Michael told the hearing in Alexandria: ‘We had no ability to secure either of those demands. It’s not a reasonable demand. It’s not a negotiation, in my mind.’
He went on to say how he’d first learned of his brother’s death after being called for confirmation by reporters, which was finally provided days later by then-President Barack Obama.
Michael said he went online and watched the video of his brother in an orange jumpsuit and the knife-wielding IS executioner known as ‘Jihadi John.’
‘I watched it once or twice,’ he said. ‘I haven’t seen it since but it’s burned into my brain.’
Last week, his trial was told of the horrific brutality Elsheikh allegedly meted out on prisoners, including ‘going away’ batterings for hostages who’d been freed.
Elsheikh is also said to have beaten one hostage 25 times on learning that it was the unnamed captive’s 25th birthday.
Elsheikh and a longtime friend, Alexenda Kotey, were captured together and brought to Virginia to face trial. Kotey pleaded guilty last year in a plea bargain that calls for a life sentence. His sentencing hearing is scheduled for April 29.
A third Beatle, Mohammed Emwazi, served as executioner in the video of Foley’s execution. Emwazi – better known as ‘Jihadi John’ – was killed in a drone strike in November 2015, and was the face and voice of some of ISIS’s most horrific execution videos.

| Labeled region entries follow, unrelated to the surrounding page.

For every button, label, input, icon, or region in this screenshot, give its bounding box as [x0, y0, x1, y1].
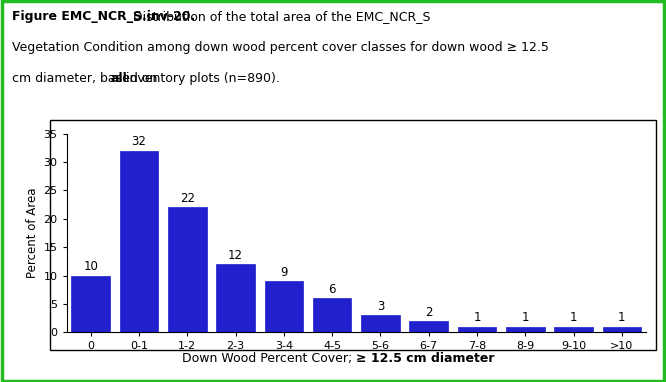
Bar	[120, 151, 159, 332]
Bar	[168, 207, 206, 332]
Text: cm diameter, based on: cm diameter, based on	[12, 72, 161, 85]
Bar	[264, 281, 303, 332]
Bar	[603, 327, 641, 332]
Bar	[506, 327, 545, 332]
Bar	[216, 264, 255, 332]
Bar	[458, 327, 496, 332]
Text: ≥ 12.5 cm diameter: ≥ 12.5 cm diameter	[356, 352, 495, 365]
Text: 1: 1	[474, 311, 481, 324]
Text: 1: 1	[570, 311, 577, 324]
Text: Distribution of the total area of the EMC_NCR_S: Distribution of the total area of the EM…	[129, 10, 430, 23]
Text: 10: 10	[83, 260, 98, 273]
Bar	[361, 315, 400, 332]
Text: Down Wood Percent Cover;: Down Wood Percent Cover;	[182, 352, 356, 365]
Text: 3: 3	[377, 300, 384, 313]
Text: inventory plots (n=890).: inventory plots (n=890).	[122, 72, 280, 85]
Text: 1: 1	[521, 311, 529, 324]
Text: 9: 9	[280, 266, 288, 279]
Bar	[410, 321, 448, 332]
Text: 2: 2	[425, 306, 432, 319]
Bar	[554, 327, 593, 332]
Text: 22: 22	[180, 192, 195, 205]
Text: 1: 1	[618, 311, 625, 324]
Bar	[313, 298, 352, 332]
Y-axis label: Percent of Area: Percent of Area	[26, 188, 39, 278]
Text: 32: 32	[132, 136, 147, 149]
Text: 12: 12	[228, 249, 243, 262]
Text: Figure EMC_NCR_S.inv-20.: Figure EMC_NCR_S.inv-20.	[12, 10, 195, 23]
Text: Vegetation Condition among down wood percent cover classes for down wood ≥ 12.5: Vegetation Condition among down wood per…	[12, 41, 549, 54]
Bar	[71, 275, 110, 332]
Text: 6: 6	[328, 283, 336, 296]
Text: all: all	[111, 72, 127, 85]
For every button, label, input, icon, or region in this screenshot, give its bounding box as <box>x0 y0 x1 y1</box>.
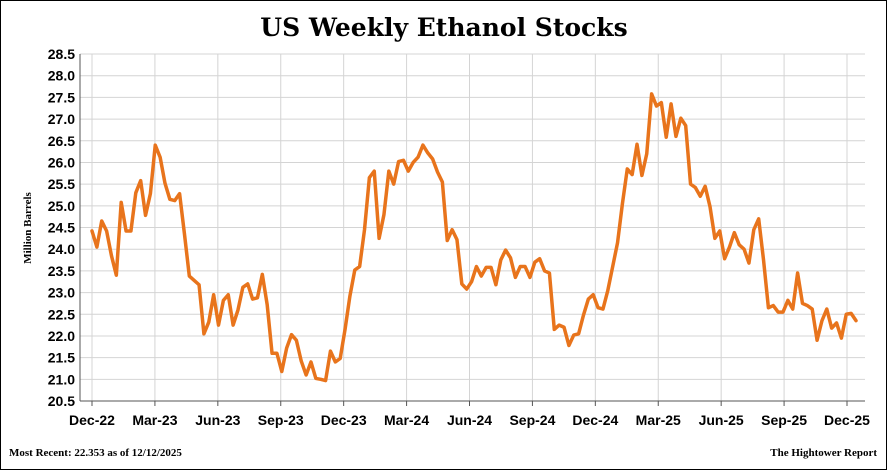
y-tick-label: 23.0 <box>48 285 75 301</box>
chart-title: US Weekly Ethanol Stocks <box>260 13 627 42</box>
y-tick-label: 27.0 <box>48 111 75 127</box>
y-tick-label: 21.5 <box>48 350 75 366</box>
x-tick-label: Jun-23 <box>195 412 240 428</box>
y-axis-label: Million Barrels <box>22 191 34 263</box>
y-tick-label: 27.5 <box>48 89 75 105</box>
y-tick-label: 26.0 <box>48 154 75 170</box>
x-tick-label: Jun-24 <box>447 412 492 428</box>
y-tick-label: 22.0 <box>48 328 75 344</box>
most-recent-note: Most Recent: 22.353 as of 12/12/2025 <box>9 447 182 459</box>
y-tick-label: 24.5 <box>48 220 75 236</box>
y-tick-label: 28.0 <box>48 68 75 84</box>
y-tick-label: 20.5 <box>48 393 75 409</box>
x-tick-label: Dec-23 <box>321 412 367 428</box>
x-tick-label: Mar-25 <box>636 412 681 428</box>
y-tick-label: 21.0 <box>48 371 75 387</box>
y-tick-label: 25.0 <box>48 198 75 214</box>
x-tick-labels: Dec-22 Mar-23 Jun-23 Sep-23 Dec-23 Mar-24 Jun-… <box>69 412 870 428</box>
x-tick-label: Mar-24 <box>384 412 429 428</box>
ethanol-stocks-line <box>90 92 858 383</box>
y-tick-label: 22.5 <box>48 306 75 322</box>
x-tick-label: Dec-22 <box>69 412 115 428</box>
y-tick-label: 28.5 <box>48 46 75 62</box>
x-tick-label: Sep-25 <box>761 412 807 428</box>
y-tick-label: 25.5 <box>48 176 75 192</box>
x-tick-label: Dec-24 <box>572 412 618 428</box>
x-tick-label: Mar-23 <box>132 412 177 428</box>
x-tick-label: Dec-25 <box>824 412 870 428</box>
y-tick-label: 23.5 <box>48 263 75 279</box>
y-tick-label: 26.5 <box>48 133 75 149</box>
x-tick-label: Jun-25 <box>699 412 744 428</box>
y-tick-label: 24.0 <box>48 241 75 257</box>
grid-layer <box>79 53 865 406</box>
x-tick-label: Sep-24 <box>509 412 555 428</box>
y-tick-labels: 20.5 21.0 21.5 22.0 22.5 23.0 23.5 24.0 24.5 25.0… <box>48 46 75 409</box>
x-tick-label: Sep-23 <box>258 412 304 428</box>
series-layer <box>90 92 858 383</box>
source-credit: The Hightower Report <box>770 447 877 459</box>
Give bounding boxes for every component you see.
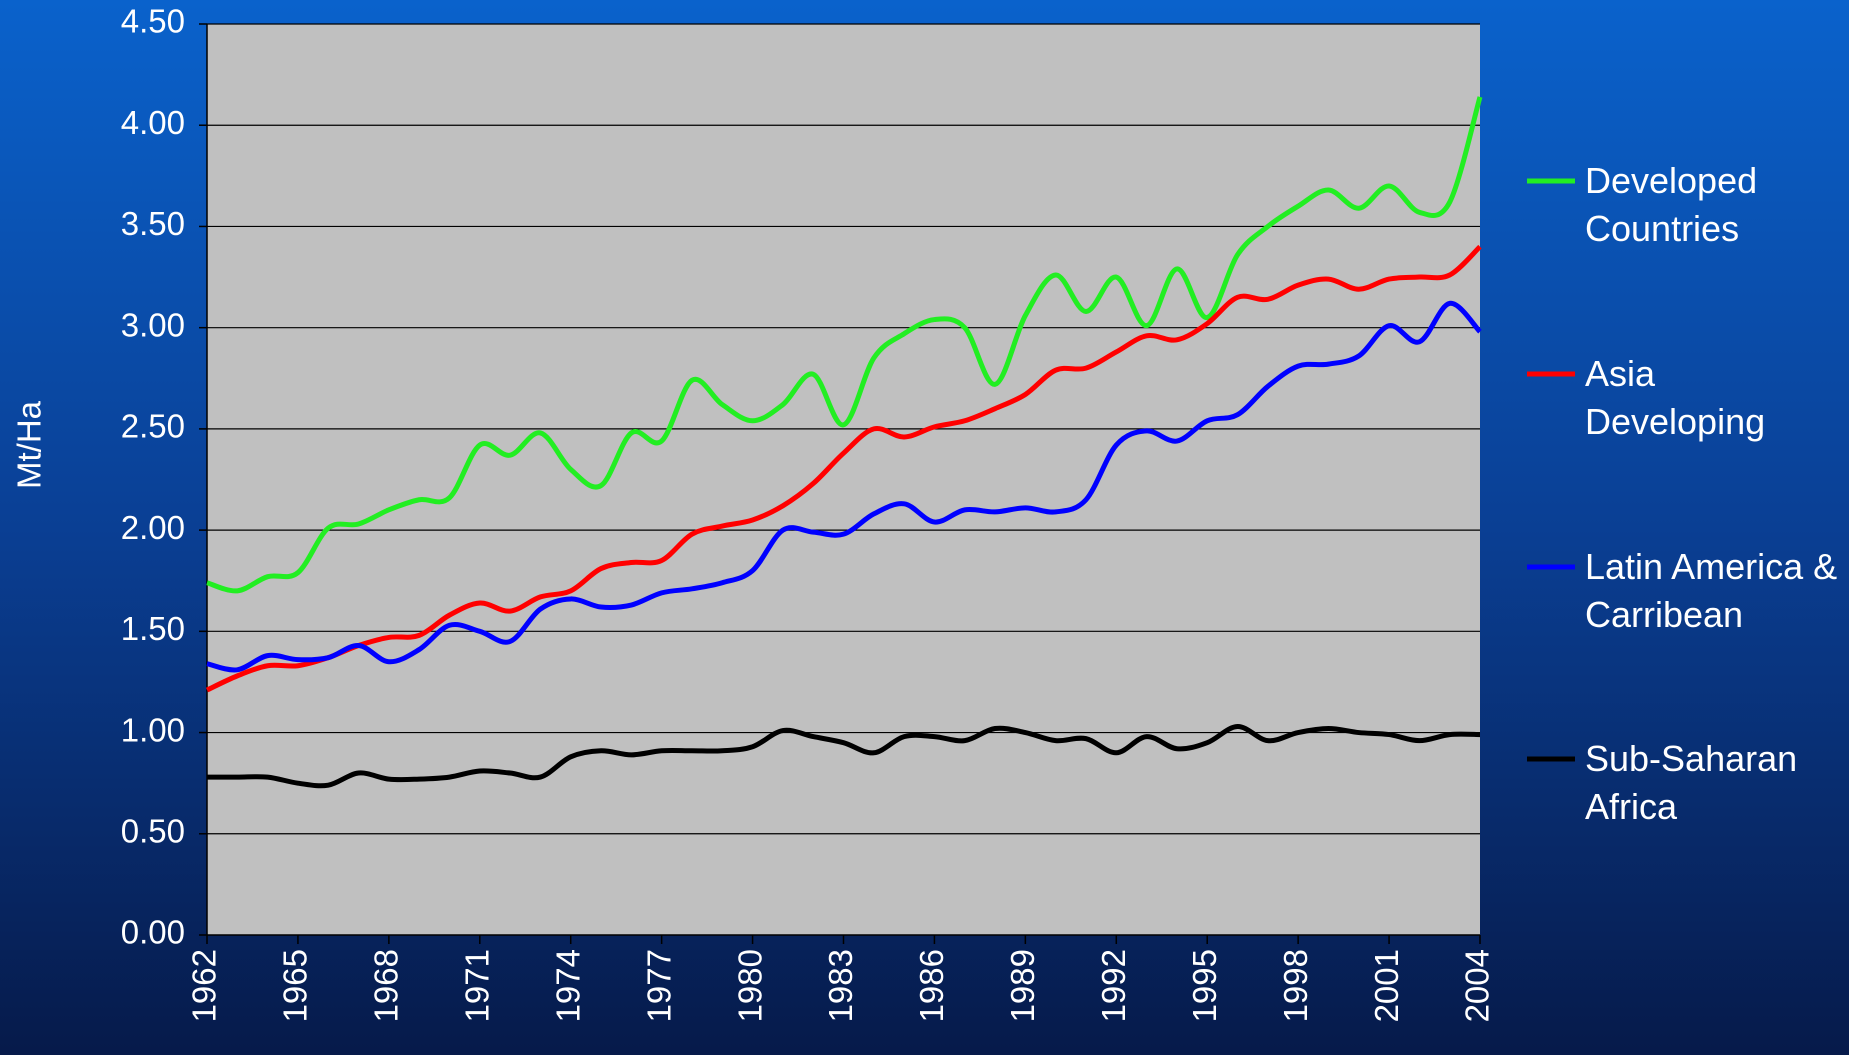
y-tick-label: 0.50 (121, 812, 185, 849)
legend-label: Asia Developing (1585, 353, 1766, 442)
x-tick-label: 1998 (1277, 949, 1314, 1022)
legend-label: Latin America & Carribean (1585, 546, 1838, 635)
series-line (206, 96, 1483, 594)
x-tick-label: 1980 (731, 949, 768, 1022)
series-line (206, 300, 1482, 673)
x-tick-label: 1992 (1095, 949, 1132, 1022)
x-tick-label: 1968 (368, 949, 405, 1022)
y-tick-label: 3.50 (121, 205, 185, 242)
series-line (207, 723, 1481, 789)
x-tick-label: 1971 (459, 949, 496, 1022)
y-axis-label: Mt/Ha (11, 400, 48, 489)
x-tick-label: 1989 (1004, 949, 1041, 1022)
legend-label: Developed Countries (1585, 160, 1758, 249)
y-tick-label: 1.00 (121, 711, 185, 748)
x-tick-label: 1962 (186, 949, 223, 1022)
x-tick-label: 1974 (549, 949, 586, 1022)
x-tick-label: 1983 (822, 949, 859, 1022)
legend-label: Sub-Saharan Africa (1585, 738, 1798, 827)
plot-area (207, 24, 1480, 935)
y-tick-label: 1.50 (121, 610, 185, 647)
y-tick-label: 2.00 (121, 509, 185, 546)
y-tick-label: 4.00 (121, 104, 185, 141)
x-tick-label: 1965 (277, 949, 314, 1022)
x-tick-label: 1977 (640, 949, 677, 1022)
x-tick-label: 2001 (1368, 949, 1405, 1022)
x-tick-label: 2004 (1459, 949, 1496, 1022)
y-tick-label: 0.00 (121, 914, 185, 951)
y-tick-label: 3.00 (121, 306, 185, 343)
x-tick-label: 1986 (913, 949, 950, 1022)
y-tick-label: 4.50 (121, 3, 185, 40)
series-line (205, 244, 1482, 693)
y-tick-label: 2.50 (121, 408, 185, 445)
x-tick-label: 1995 (1186, 949, 1223, 1022)
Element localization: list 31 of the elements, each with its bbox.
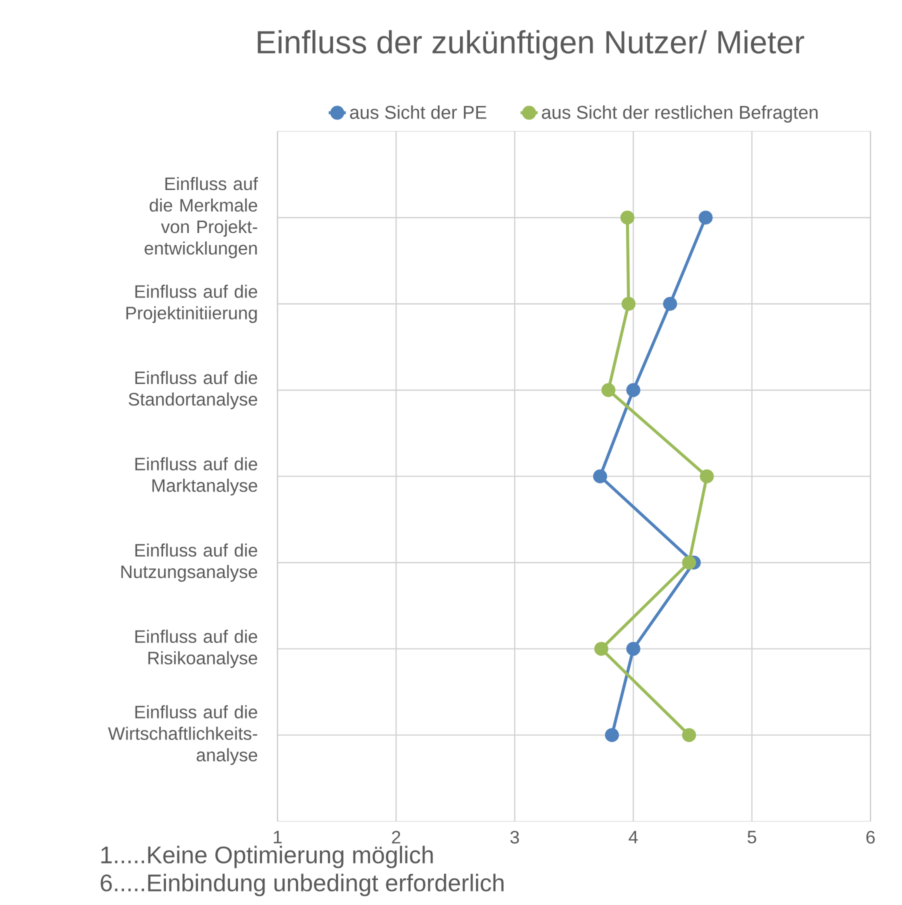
y-tick-label: Einfluss auf die Marktanalyse (135, 457, 258, 496)
point (700, 469, 714, 484)
y-tick-label: Einfluss auf die Projektinitiierung (126, 284, 258, 323)
legend-label: aus Sicht der restlichen Befragten (542, 105, 818, 123)
x-tick-label: 4 (628, 830, 638, 844)
y-tick-label: Einfluss auf die Nutzungsanalyse (121, 543, 258, 582)
point (698, 210, 713, 225)
x-tick-label: 5 (748, 830, 756, 844)
y-tick-label: Einfluss auf die Wirtschaftlichkeits-analyse (108, 705, 258, 765)
point (601, 383, 616, 398)
x-tick-label: 6 (866, 830, 875, 844)
point (622, 296, 636, 311)
point (604, 728, 619, 742)
x-tick-label: 1 (274, 830, 282, 844)
point (626, 642, 640, 656)
point (663, 296, 678, 311)
x-tick-label: 2 (392, 830, 400, 844)
point (626, 383, 640, 398)
text: 6.....Einbindung unbedingt erforderlich (100, 874, 504, 896)
point (682, 728, 696, 742)
y-tick-label: Einfluss auf die Risikoanalyse (135, 630, 258, 668)
y-tick-label: Einfluss auf die Merkmale von Projekt-entwicklungen (144, 176, 258, 258)
point (594, 642, 608, 656)
chart-title: Einfluss der zukünftigen Nutzer/ Mieter (258, 30, 804, 60)
y-tick-label: Einfluss auf die Standortanalyse (128, 370, 258, 410)
point (593, 469, 608, 484)
text: 1.....Keine Optimierung möglich (101, 846, 433, 868)
x-tick-label: 3 (510, 830, 519, 844)
legend-label: aus Sicht der PE (350, 105, 486, 119)
point (682, 556, 696, 570)
point (620, 210, 634, 225)
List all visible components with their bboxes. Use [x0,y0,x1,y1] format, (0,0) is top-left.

There have been conflicting statements trial about the existence of a fourth Beatle. An individual previously identified in public discussion as a fourth Beatle, Aine Davis, is serving a prison sentence in Turkey.
Defense lawyers have highlighted the discrepancies over the Beatles’ identities, and say there is insufficient evidence to prove Elsheikh was one of the Beatles who participated in the hostage-taking scheme.
Prosecutors, though, plan to present evidence later in the trial that Elsheikh confessed to his role under questioning from interrogators and in media interviews.